4. Après avis donné aux parties conformément à l'article 1015 du code de procédure civile, il est fait application de l'article 620, alinéa 2, du même code.
Vu les articles L. 2261-15 et L. 2261-25 du code du travail :
5. Aux termes de l'article L. 2261-15 du code du travail, dans sa rédaction antérieure à la loi n° 2020-1525 du 7 décembre 2020, les stipulations d'une convention de branche ou d'un accord professionnel ou interprofessionnel, répondant aux conditions particulières déterminées par la sous-section 2, peuvent être rendues obligatoires pour tous les salariés et employeurs compris dans le champ d'application de cette convention ou de cet accord, par arrêté du ministre chargé du travail, après avis motivé de la Commission nationale de la négociation collective. L'extension des effets et des sanctions de la convention ou de l'accord se fait pour la durée et aux conditions prévues par la convention ou l'accord en cause.
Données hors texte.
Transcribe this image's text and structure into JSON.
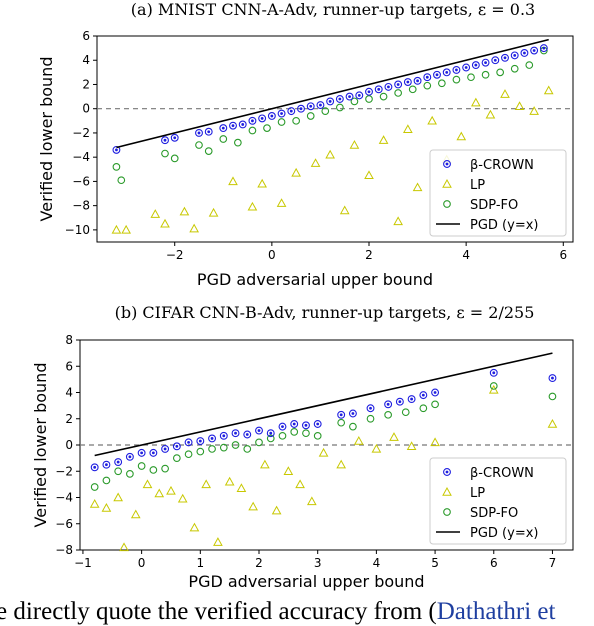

6. Aux termes de l'article L. 2261-25 du code du travail, dans sa rédaction antérieure à l'ordonnance n° 2017-1388 du 22 septembre 2017, le ministre chargé du travail peut exclure de l'extension, après avis motivé de la Commission nationale de la négociation collective, les clauses qui seraient en contradiction avec des dispositions légales. Il peut également exclure les clauses pouvant être distraites de la convention ou de l'accord sans en modifier l'économie, mais ne répondant pas à la situation de la branche ou des branches dans le champ d'application considéré. Il peut, dans les mêmes conditions, étendre, sous réserve de l'application des dispositions légales, les clauses incomplètes au regard de ces dispositions.
7. Il en résulte qu'eu égard à l'effet obligatoire pour tous les salariés et employeurs compris dans son champ d'application résultant de l'article L. 2261-15 précité, l'exception d'illégalité d'un accord de branche étendu n'est pas recevable en l'absence d'exception d'illégalité de l'arrêté ayant étendu ledit accord de branche, quand bien même, en l'absence de vice propre à l'arrêté d'extension, le juge judiciaire est seul compétent pour statuer sur l'exception d'illégalité formée à l'encontre de l'arrêté d'extension.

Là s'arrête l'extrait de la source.